Quand nous prions, il nous arrive parfois d’avoir un sentiment de vide, mêlé à l’insatisfaction et à la lassitude. Et si l’erreur se cachait au début de notre prière ?

Quand nous étions en vacances chez les grands-parents, ma grand-mère ouvrait la prière du soir par cette formule solennelle : « Mettons-nous en présence de Dieu et adorons-le ! ». Quand j’y repense, je trouve cela désuet, mais tellement juste. Trop souvent nous, « embrayons » la prière sans avoir mis le « contact » ! Textes à lire, pensées à exprimer, formules à réciter, méditations diverses, tout cela s’enchaîne, mais il n’est pas sûr que cela s’adresse à quelqu’un. Il vaudrait mille fois mieux le contraire : n’avoir rien dans la tête, mais tout dans le cœur.

Le premier mot d’une prière est le plus important

« Il arriva que Jésus, en un certain lieu, était en prière.
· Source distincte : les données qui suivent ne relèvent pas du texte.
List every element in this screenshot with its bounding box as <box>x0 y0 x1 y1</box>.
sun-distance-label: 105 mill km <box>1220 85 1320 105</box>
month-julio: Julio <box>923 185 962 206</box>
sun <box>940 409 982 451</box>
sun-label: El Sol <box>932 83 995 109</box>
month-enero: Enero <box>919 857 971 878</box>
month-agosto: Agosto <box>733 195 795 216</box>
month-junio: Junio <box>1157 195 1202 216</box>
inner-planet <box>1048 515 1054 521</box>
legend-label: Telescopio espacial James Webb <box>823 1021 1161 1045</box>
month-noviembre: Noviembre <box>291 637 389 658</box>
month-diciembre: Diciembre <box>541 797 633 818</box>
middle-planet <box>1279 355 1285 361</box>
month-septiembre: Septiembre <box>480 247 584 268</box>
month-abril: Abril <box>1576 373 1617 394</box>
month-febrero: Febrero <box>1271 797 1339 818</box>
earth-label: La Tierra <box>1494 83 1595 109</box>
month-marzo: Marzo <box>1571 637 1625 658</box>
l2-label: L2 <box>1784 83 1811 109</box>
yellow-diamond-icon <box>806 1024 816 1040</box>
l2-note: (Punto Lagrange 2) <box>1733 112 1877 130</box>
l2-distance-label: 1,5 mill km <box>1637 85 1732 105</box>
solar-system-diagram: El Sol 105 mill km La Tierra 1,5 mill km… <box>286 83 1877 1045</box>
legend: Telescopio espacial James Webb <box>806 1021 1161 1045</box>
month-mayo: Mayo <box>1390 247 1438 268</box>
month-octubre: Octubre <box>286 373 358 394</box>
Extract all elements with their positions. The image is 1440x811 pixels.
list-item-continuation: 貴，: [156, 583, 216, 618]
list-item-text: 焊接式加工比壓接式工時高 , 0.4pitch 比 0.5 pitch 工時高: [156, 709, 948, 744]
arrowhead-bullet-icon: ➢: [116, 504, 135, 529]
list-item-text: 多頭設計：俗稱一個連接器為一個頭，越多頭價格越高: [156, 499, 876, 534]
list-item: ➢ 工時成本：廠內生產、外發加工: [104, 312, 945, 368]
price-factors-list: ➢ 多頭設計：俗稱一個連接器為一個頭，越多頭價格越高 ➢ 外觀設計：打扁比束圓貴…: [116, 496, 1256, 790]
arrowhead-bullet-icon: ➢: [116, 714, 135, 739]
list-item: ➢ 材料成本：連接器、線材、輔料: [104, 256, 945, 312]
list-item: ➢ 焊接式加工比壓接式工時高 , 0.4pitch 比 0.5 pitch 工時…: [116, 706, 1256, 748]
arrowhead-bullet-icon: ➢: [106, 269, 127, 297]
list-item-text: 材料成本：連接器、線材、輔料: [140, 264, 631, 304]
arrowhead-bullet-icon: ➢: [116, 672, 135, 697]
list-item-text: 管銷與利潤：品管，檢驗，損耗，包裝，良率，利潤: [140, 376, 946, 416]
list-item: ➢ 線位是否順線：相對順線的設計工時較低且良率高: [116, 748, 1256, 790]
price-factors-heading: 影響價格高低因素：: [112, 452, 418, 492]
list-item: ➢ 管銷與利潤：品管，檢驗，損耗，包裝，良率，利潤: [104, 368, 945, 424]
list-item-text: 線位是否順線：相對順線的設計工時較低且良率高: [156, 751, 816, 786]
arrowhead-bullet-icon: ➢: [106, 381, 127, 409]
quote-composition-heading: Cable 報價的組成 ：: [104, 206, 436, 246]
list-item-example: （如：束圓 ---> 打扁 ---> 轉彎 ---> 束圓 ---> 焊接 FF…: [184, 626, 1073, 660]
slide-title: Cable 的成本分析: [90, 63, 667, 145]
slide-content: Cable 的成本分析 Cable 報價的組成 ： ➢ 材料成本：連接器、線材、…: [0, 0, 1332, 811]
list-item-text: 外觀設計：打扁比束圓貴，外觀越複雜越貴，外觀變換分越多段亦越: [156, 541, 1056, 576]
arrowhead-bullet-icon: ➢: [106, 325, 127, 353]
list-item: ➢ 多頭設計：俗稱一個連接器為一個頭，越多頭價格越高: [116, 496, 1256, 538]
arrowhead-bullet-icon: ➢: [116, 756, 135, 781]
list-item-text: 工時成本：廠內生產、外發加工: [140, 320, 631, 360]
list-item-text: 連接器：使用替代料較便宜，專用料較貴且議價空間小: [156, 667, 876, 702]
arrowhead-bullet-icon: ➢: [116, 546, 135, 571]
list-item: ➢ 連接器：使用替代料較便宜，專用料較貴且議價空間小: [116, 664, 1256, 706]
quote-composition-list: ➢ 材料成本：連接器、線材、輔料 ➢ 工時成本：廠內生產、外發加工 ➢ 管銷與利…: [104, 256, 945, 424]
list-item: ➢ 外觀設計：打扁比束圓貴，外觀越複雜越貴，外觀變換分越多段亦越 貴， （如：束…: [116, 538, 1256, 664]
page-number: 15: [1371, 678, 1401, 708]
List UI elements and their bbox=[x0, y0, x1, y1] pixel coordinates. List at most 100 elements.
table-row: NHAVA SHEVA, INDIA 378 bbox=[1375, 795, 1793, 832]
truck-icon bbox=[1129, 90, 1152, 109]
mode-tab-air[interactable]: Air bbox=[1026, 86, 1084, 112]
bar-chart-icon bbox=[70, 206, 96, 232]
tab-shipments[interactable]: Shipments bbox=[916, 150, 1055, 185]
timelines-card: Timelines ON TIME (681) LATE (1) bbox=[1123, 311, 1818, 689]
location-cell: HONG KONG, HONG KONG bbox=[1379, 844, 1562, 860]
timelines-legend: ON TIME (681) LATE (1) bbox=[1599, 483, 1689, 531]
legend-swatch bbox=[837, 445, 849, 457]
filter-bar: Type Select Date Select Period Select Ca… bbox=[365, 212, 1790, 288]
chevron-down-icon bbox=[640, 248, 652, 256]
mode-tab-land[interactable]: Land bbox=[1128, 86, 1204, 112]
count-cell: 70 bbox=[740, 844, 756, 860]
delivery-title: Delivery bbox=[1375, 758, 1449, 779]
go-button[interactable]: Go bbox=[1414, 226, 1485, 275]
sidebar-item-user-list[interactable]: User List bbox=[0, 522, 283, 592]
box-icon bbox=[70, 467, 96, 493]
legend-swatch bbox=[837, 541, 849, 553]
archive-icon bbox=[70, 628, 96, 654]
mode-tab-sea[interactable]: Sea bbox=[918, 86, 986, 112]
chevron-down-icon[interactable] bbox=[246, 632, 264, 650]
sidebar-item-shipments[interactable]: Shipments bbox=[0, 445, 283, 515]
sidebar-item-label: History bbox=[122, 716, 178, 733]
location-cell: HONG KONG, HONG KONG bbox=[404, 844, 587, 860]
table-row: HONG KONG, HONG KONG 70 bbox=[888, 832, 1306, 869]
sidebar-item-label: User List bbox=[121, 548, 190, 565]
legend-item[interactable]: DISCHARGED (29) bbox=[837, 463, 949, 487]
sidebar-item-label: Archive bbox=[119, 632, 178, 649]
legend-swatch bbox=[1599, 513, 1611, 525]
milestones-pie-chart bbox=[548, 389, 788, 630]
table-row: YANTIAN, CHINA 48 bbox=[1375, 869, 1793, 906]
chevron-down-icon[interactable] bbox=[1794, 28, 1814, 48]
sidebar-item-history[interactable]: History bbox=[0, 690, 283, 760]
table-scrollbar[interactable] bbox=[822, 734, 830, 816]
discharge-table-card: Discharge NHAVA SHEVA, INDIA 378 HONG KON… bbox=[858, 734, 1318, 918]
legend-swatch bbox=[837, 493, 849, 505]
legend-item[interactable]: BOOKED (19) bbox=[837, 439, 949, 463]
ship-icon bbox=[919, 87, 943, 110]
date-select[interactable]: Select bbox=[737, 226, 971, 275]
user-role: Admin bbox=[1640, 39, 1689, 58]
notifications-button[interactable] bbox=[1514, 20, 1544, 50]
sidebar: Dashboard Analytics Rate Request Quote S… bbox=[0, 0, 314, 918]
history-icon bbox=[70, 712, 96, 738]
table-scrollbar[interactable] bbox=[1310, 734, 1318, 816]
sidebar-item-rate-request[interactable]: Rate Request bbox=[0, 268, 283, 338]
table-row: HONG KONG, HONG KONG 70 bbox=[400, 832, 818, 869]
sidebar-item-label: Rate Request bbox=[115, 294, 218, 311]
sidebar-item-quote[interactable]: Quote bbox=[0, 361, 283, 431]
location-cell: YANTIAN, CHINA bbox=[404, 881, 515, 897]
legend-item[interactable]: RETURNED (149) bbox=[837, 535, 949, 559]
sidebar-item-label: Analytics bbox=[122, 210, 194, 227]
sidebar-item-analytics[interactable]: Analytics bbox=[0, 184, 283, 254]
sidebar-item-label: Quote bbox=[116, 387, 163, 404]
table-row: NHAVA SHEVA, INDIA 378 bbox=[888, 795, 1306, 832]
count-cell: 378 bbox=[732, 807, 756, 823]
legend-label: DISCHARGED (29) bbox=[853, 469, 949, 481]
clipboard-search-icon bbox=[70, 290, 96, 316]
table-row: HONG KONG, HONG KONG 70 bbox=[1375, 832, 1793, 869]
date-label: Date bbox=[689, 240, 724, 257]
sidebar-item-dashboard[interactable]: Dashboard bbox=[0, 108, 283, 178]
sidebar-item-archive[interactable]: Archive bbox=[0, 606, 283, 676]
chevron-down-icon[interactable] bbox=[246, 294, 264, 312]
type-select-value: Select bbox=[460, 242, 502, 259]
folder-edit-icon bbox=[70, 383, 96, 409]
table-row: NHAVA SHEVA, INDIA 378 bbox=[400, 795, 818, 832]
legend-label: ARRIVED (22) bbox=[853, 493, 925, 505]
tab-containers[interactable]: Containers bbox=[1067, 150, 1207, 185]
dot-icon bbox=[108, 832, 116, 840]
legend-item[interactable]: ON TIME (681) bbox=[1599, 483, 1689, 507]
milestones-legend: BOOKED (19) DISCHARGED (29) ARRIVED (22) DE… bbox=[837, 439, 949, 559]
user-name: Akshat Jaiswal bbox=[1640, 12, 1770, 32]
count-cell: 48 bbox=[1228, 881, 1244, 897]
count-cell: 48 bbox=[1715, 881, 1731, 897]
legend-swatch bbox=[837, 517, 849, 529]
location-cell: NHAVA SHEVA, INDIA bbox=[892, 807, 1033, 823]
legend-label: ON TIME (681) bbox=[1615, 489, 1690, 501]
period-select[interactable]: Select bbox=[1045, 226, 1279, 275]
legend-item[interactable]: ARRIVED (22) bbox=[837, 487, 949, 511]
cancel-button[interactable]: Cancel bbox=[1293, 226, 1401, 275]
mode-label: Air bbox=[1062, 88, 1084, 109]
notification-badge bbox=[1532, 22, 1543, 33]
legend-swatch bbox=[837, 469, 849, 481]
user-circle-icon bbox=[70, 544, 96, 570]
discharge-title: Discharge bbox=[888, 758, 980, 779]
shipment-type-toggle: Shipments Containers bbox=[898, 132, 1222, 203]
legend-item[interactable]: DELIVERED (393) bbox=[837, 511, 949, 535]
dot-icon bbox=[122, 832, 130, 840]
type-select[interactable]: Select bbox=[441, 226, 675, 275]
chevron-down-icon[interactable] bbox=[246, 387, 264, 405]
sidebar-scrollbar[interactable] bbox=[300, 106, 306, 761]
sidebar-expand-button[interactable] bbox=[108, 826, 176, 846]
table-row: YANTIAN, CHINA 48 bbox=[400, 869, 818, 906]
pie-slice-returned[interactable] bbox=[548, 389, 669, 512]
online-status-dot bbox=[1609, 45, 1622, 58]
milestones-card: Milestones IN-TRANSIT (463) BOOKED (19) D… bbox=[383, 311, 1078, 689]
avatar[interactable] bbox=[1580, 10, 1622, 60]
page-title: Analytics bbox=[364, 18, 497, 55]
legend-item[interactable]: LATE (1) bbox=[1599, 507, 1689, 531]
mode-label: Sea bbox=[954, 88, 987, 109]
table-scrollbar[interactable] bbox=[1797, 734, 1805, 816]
Quand il eut terminé, un de ses disciples lui demanda : “Seigneur, apprends-nous à prier, comme Jean le Baptiste, lui aussi, l’a appris à ses disciples”. Il leur répondit : « Quand vous priez, dites : Père, que ton nom soit sanctifié, que ton règne vienne » (Lc 11, 1-2). Le premier mot est le plus important : je ne commence pas par dire quelque chose, je commence par nommer quelqu’un.

Le bienheureux père Marie-Eugène de l’Enfant-Jésus racontait cette histoire d’une humble carmélite : s’excusant d’être si peu douée, dans la prière comme dans le reste, elle lui dit : « Mon Père, je sais si mal prier ! Quand je commence à dire Notre Père, je trouve cela tellement beau que je suis incapable de dire la suite ». Comme elle a raison ! Du balbutiement du débutant aux plus hautes expériences mystiques, le priant sera toujours le serviteur qui lève les yeux vers son Seigneur, l’enfant qui tourne son cœur vers le Père, le disciple qui se tient aux pieds du Maître.